Monday, 06 August 2012
University students, who may have a newfound enthusiasm for rowing after Great Britain’s medal success in the Olympics, will benefit from the sporting legacy left behind by former Worcester student Tom Harris.
Five years after leaving the University, the rowing club that Tom established as a student is now thriving with over 40 members regularly competing at events all over the country.
Tom joined the University in 2003 as a Sports Studies with associated Health Studies student. A keen rower, he quickly established a new rowing club at the University with some donated equipment he came across at Worcester Rowing Club.
“When I came to the University there was no rowing club, so I joined the Worcester Rowing Club,” he said. “But I was keen to get a University club established and so I managed to get some equipment and a few people and it went from there.”
While at University, 27-year-old Tom gained his level 2 rowing coaching qualification and is currently completing his level 3 qualification. During his time at Worcester, Tom assisted the regional British Rowing Talent ID coach, who was based at the University, as well as competing at a high level himself and coaching Worcester Rowing Cub juniors.
Upon leaving university he took a gap year, travelling to Tasmania to coach rowing teams. When he returned to the UK, Tom secured a job as Boathouse Manager at The King’s School, Worcester, as well as being the school’s Junior 16 Boys coach, later progressing to senior boys’ coach.
While at King’s, Tom became a satellite coach with British Rowing’s ‘Start’ programme. One of his athletes reached final trials for the Great Britain Junior Team and has now secured a scholarship to Harvard University in the United States.
Tom spent four years at King’s School, over-seeing the development of a brand new boathouse, before leaving Worcester to take over his family’s property business in Surrey, where his girlfriend had secured a new job as a primary school teacher.
“Coming to Worcester gave me the drive and means to pursue my rowing and to make a career out of it,” Tom said. “There were so many opportunities to participate and coach.”

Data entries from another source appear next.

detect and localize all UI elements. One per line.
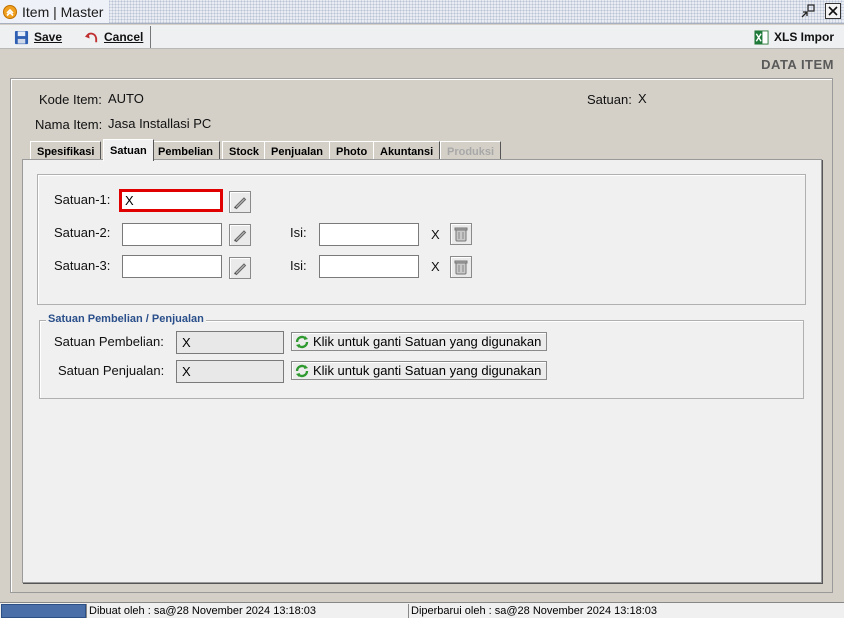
- isi3-label: Isi:: [290, 258, 307, 273]
- tab-satuan[interactable]: Satuan: [103, 139, 154, 161]
- satuan3-label: Satuan-3:: [54, 258, 111, 273]
- restore-icon: [801, 4, 815, 18]
- nama-item-label: Nama Item:: [35, 117, 103, 132]
- satuan3-edit-button[interactable]: [229, 257, 251, 279]
- window-title: Item | Master: [22, 3, 104, 20]
- page-title: DATA ITEM: [761, 57, 834, 72]
- satuan2-input[interactable]: [122, 223, 222, 246]
- tab-stock[interactable]: Stock: [222, 141, 266, 161]
- excel-icon: [754, 29, 769, 45]
- floppy-disk-icon: [14, 30, 29, 44]
- satuan-label: Satuan:: [587, 92, 632, 107]
- tab-akuntansi[interactable]: Akuntansi: [373, 141, 441, 161]
- pencil-icon: [234, 197, 247, 210]
- tab-spesifikasi[interactable]: Spesifikasi: [30, 141, 102, 161]
- satuan2-delete-button[interactable]: [450, 223, 472, 245]
- satuan-value: X: [638, 91, 647, 106]
- title-wrap: Item | Master: [0, 0, 110, 23]
- status-block: [1, 604, 86, 618]
- xls-label: XLS Impor: [774, 30, 835, 44]
- save-button[interactable]: Save: [14, 27, 62, 47]
- save-label: Save: [34, 30, 63, 44]
- close-button[interactable]: [825, 3, 841, 19]
- undo-arrow-icon: [84, 32, 98, 42]
- toolbar: Save Cancel XLS Impor: [0, 25, 844, 49]
- satuan3-input[interactable]: [122, 255, 222, 278]
- change-penjualan-label: Klik untuk ganti Satuan yang digunakan: [313, 363, 542, 378]
- status-updated: Diperbarui oleh : sa@28 November 2024 13…: [408, 604, 657, 618]
- toolbar-separator: [150, 26, 151, 48]
- app-chevron-icon: [3, 4, 17, 19]
- tab-penjualan[interactable]: Penjualan: [264, 141, 330, 161]
- restore-button[interactable]: [800, 3, 816, 19]
- isi2-unit: X: [431, 227, 440, 242]
- kode-item-label: Kode Item:: [39, 92, 102, 107]
- satuan3-delete-button[interactable]: [450, 256, 472, 278]
- change-penjualan-button[interactable]: Klik untuk ganti Satuan yang digunakan: [291, 361, 547, 380]
- pembelian-label: Satuan Pembelian:: [54, 334, 164, 349]
- group-title: Satuan Pembelian / Penjualan: [46, 313, 206, 325]
- change-pembelian-button[interactable]: Klik untuk ganti Satuan yang digunakan: [291, 332, 547, 351]
- satuan-tab-page: Satuan-1: Satuan-2: Isi: X Satuan-3: Isi…: [22, 159, 822, 583]
- kode-item-value: AUTO: [108, 91, 144, 106]
- pembelian-value: X: [176, 331, 284, 354]
- cancel-label: Cancel: [104, 30, 144, 44]
- xls-import-button[interactable]: XLS Impor: [754, 27, 834, 47]
- isi2-label: Isi:: [290, 225, 307, 240]
- change-pembelian-label: Klik untuk ganti Satuan yang digunakan: [313, 334, 542, 349]
- isi2-input[interactable]: [319, 223, 419, 246]
- title-bar: Item | Master: [0, 0, 844, 24]
- pencil-icon: [234, 230, 247, 243]
- penjualan-label: Satuan Penjualan:: [58, 363, 165, 378]
- nama-item-value: Jasa Installasi PC: [108, 116, 212, 131]
- satuan1-label: Satuan-1:: [54, 192, 111, 207]
- refresh-icon: [295, 335, 309, 348]
- isi3-unit: X: [431, 259, 440, 274]
- penjualan-value: X: [176, 360, 284, 383]
- trash-icon: [454, 260, 468, 275]
- trash-icon: [454, 227, 468, 242]
- cancel-button[interactable]: Cancel: [84, 27, 143, 47]
- pencil-icon: [234, 263, 247, 276]
- status-bar: Dibuat oleh : sa@28 November 2024 13:18:…: [0, 602, 844, 618]
- satuan2-edit-button[interactable]: [229, 224, 251, 246]
- satuan1-input[interactable]: [119, 189, 223, 212]
- close-icon: [828, 6, 838, 16]
- isi3-input[interactable]: [319, 255, 419, 278]
- status-created: Dibuat oleh : sa@28 November 2024 13:18:…: [86, 604, 316, 618]
- refresh-icon: [295, 364, 309, 377]
- tab-pembelian[interactable]: Pembelian: [151, 141, 221, 161]
- satuan2-label: Satuan-2:: [54, 225, 111, 240]
- satuan1-edit-button[interactable]: [229, 191, 251, 213]
- tab-produksi: Produksi: [440, 141, 502, 161]
- tab-photo[interactable]: Photo: [329, 141, 375, 161]
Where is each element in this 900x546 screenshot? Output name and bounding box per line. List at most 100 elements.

Glyn Harding, Senior Lecturer in Sports Coaching Science at the University, said: “Tom took the opportunities open to him to graduate in an interesting and valuable subject, to coach abroad and gain a level 3 NGB award that makes him highly employable. He is a credit to himself, his family, the University and King’s School. I am sure that his future will be extremely exciting and rewarding.
“I’m sure after Great Britain’s triumphs in rowing at the Olympics this weekend there will be even more students at the University who will want to try their hand at one of the UK’s most successful sports.”